Bayer steckt in einer schwierigen Lage. Grund ist die Klagewelle in den USA wegen angeblicher Krebsrisiken durch glyphosathaltige Unkrautvernichter. Die Klagen beschäftigen das Unternehmen schon seit Jahren und haben schon Milliarden verschlungen. Analysten sehen zudem grosse finanzielle Risiken durch weitere Klagen in den USA wegen PCB. Dabei handelt es sich um ein Umweltgift, das schon seit Jahrzehnten verboten ist.
Beide Fälle sind ein Erbe des US-Agrarchemiekonzerns Monsanto, den Bayer im Jahr 2018 für über 60 Milliarden US-Dollar übernommen hatte. Der damalige Bayer-Chef Werner Baumann hatte den Kauf auch gegen den Widerstand nicht weniger Investoren durchgeboxt.
Der Konzern aus Leverkusen ist nach dem jahrelangen Kursverfall an der Börse derzeit nur noch gut 28 Milliarden Euro wert. Zum Vergleich: Vor der ersten Niederlage in einem US-Glyphosatprozess hatte eine Bayer-Aktie noch gut 93 Euro gekostet. Nun liegt ihr Kurs seit Ende Januar unter 30 Euro.
Zudem bringen bisherige Medikamenten-Klassenschlager dem Konzern wegen nach und nach auslaufender Patente immer weniger Geld ein, ohne dass ähnlich lukrative Nachfolgepräparate in Sicht sind. Ende 2023 floppte zudem eine wichtige Studie zu einem Mittel, das helfen sollte, diese Lücke zu schliessen.
Für den Branchenexperten Bentley von Jefferies ist der Dividendenschnitt angesichts all dieser Probleme erst einmal nur eine kleine positive Nachricht. Der Barmittelabfluss werde dadurch deutlich reduziert. Gleichwohl verdeutliche die Massnahme das Ausmass der finanziellen und operativen Probleme von Bayer. Es brauche weitere umfangreiche strategische Massnahmen, um die Bilanz zu reparieren.
Eine solche Massnahme könnte der Verkauf eines Unternehmensteils sein, ganz oder anteilig. Ein solcher Schritt wird auch innerhalb des Konzerns diskutiert.
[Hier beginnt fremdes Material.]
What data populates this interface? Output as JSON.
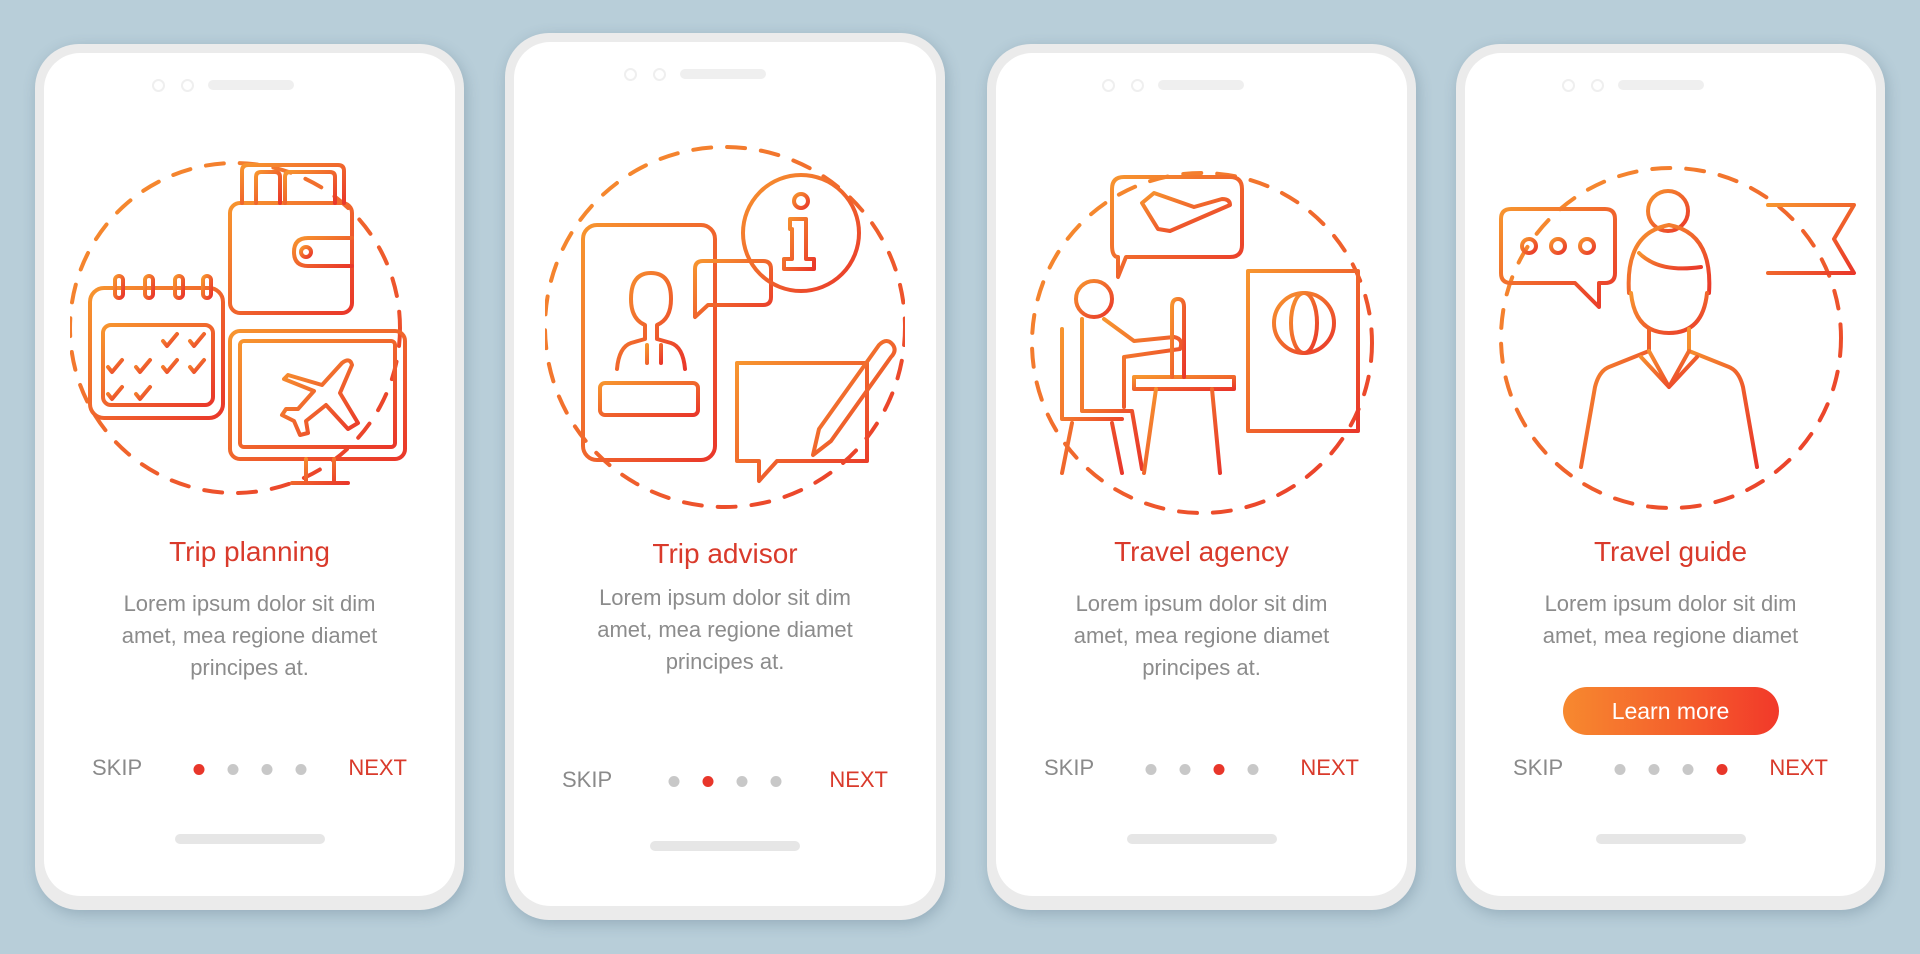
{
  "theme": {
    "background": "#b8ced9",
    "accent_red": "#d93a2b",
    "gradient_start": "#f7892f",
    "gradient_end": "#f2392a",
    "body_text": "#8c8c8c",
    "dot_inactive": "#c8c8c8",
    "dot_active": "#e8362a"
  },
  "screens": [
    {
      "illustration": "trip-planning-illustration",
      "icons": [
        "calendar-icon",
        "wallet-icon",
        "monitor-airplane-icon"
      ],
      "title": "Trip planning",
      "body_lines": [
        "Lorem ipsum dolor sit dim",
        "amet, mea regione diamet",
        "principes at."
      ],
      "skip_label": "SKIP",
      "next_label": "NEXT",
      "page_index": 1,
      "page_count": 4
    },
    {
      "illustration": "trip-advisor-illustration",
      "icons": [
        "smartphone-person-icon",
        "chat-bubble-icon",
        "info-icon",
        "note-pencil-icon"
      ],
      "title": "Trip advisor",
      "body_lines": [
        "Lorem ipsum dolor sit dim",
        "amet, mea regione diamet",
        "principes at."
      ],
      "skip_label": "SKIP",
      "next_label": "NEXT",
      "page_index": 2,
      "page_count": 4
    },
    {
      "illustration": "travel-agency-illustration",
      "icons": [
        "airplane-bubble-icon",
        "person-at-desk-icon",
        "passport-globe-icon"
      ],
      "title": "Travel agency",
      "body_lines": [
        "Lorem ipsum dolor sit dim",
        "amet, mea regione diamet",
        "principes at."
      ],
      "skip_label": "SKIP",
      "next_label": "NEXT",
      "page_index": 3,
      "page_count": 4
    },
    {
      "illustration": "travel-guide-illustration",
      "icons": [
        "ellipsis-bubble-icon",
        "woman-guide-icon",
        "flag-icon"
      ],
      "title": "Travel guide",
      "body_lines": [
        "Lorem ipsum dolor sit dim",
        "amet, mea regione diamet"
      ],
      "cta_label": "Learn more",
      "skip_label": "SKIP",
      "next_label": "NEXT",
      "page_index": 4,
      "page_count": 4
    }
  ]
}
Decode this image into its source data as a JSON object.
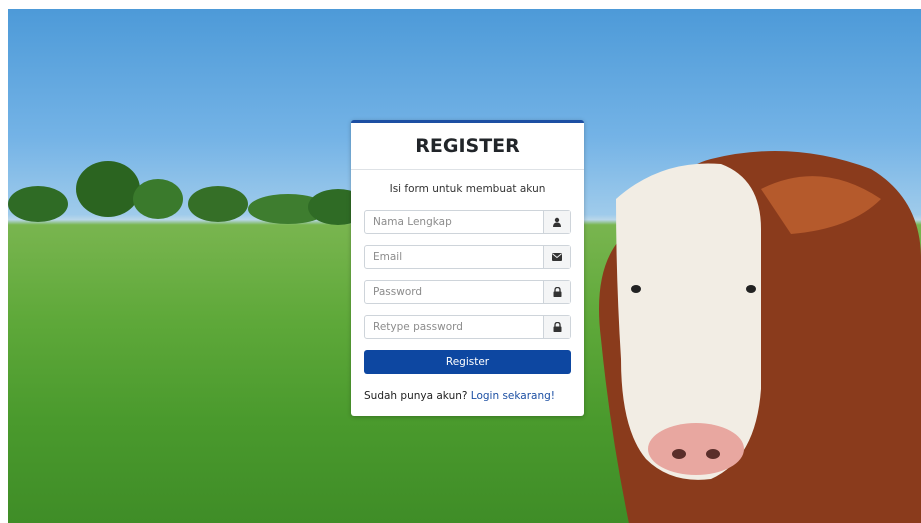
{
  "form": {
    "title": "REGISTER",
    "subtitle": "Isi form untuk membuat akun",
    "fields": [
      {
        "placeholder": "Nama Lengkap",
        "icon": "user-icon"
      },
      {
        "placeholder": "Email",
        "icon": "envelope-icon"
      },
      {
        "placeholder": "Password",
        "icon": "lock-icon"
      },
      {
        "placeholder": "Retype password",
        "icon": "lock-icon"
      }
    ],
    "submit_label": "Register",
    "footer_text": "Sudah punya akun?",
    "login_link": "Login sekarang!"
  },
  "colors": {
    "accent": "#0d47a1",
    "card_border": "#1c4fa3",
    "sky": "#74b3e6",
    "grass": "#5fa93a"
  }
}
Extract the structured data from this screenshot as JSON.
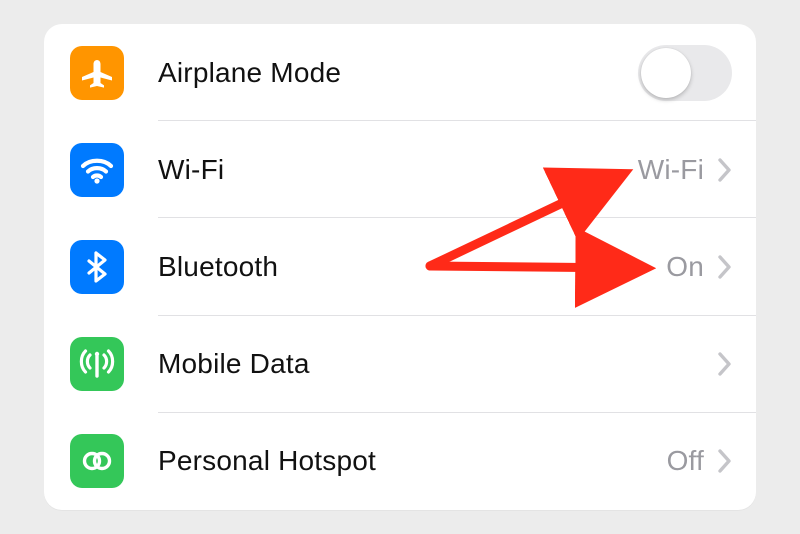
{
  "rows": [
    {
      "id": "airplane",
      "label": "Airplane Mode",
      "value": "",
      "hasChevron": false,
      "hasToggle": true,
      "toggleOn": false
    },
    {
      "id": "wifi",
      "label": "Wi-Fi",
      "value": "Wi-Fi",
      "hasChevron": true,
      "hasToggle": false
    },
    {
      "id": "bluetooth",
      "label": "Bluetooth",
      "value": "On",
      "hasChevron": true,
      "hasToggle": false
    },
    {
      "id": "mobile",
      "label": "Mobile Data",
      "value": "",
      "hasChevron": true,
      "hasToggle": false
    },
    {
      "id": "hotspot",
      "label": "Personal Hotspot",
      "value": "Off",
      "hasChevron": true,
      "hasToggle": false
    }
  ],
  "colors": {
    "orange": "#ff9500",
    "blue": "#007aff",
    "green": "#34c759",
    "annotation": "#ff3b30"
  }
}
Laut Experten kommt dafür allerdings im aktuellen Umfeld wohl nur die Sparte Consumer Health rund um rezeptfreie Medikamente in Betracht.
UBS-Analyst Jo Walton hält eine Aufspaltung des Konzerns weiterhin für wahrscheinlich. Allerdings dürfe dieser Prozess nach seiner Einschätzung mehr als zwei Jahre dauern. Bei den anstehenden Jahreszahlen erwartet Walton keine Überraschungen. Sie dürften den Erwartungen entsprechen, da es vorab keine Eckdaten gegeben habe.
Entsprechend gespannt blicken Analysten und Aktionäre daher auf Anfang März - nicht nur wegen der Jahreszahlen. Dann will Bayer-Chef Anderson auch seine Pläne für die Zukunft der Leverkusener vorstellen. Er hat die Führung des Konzerns erst im Juni 2023 übernommen.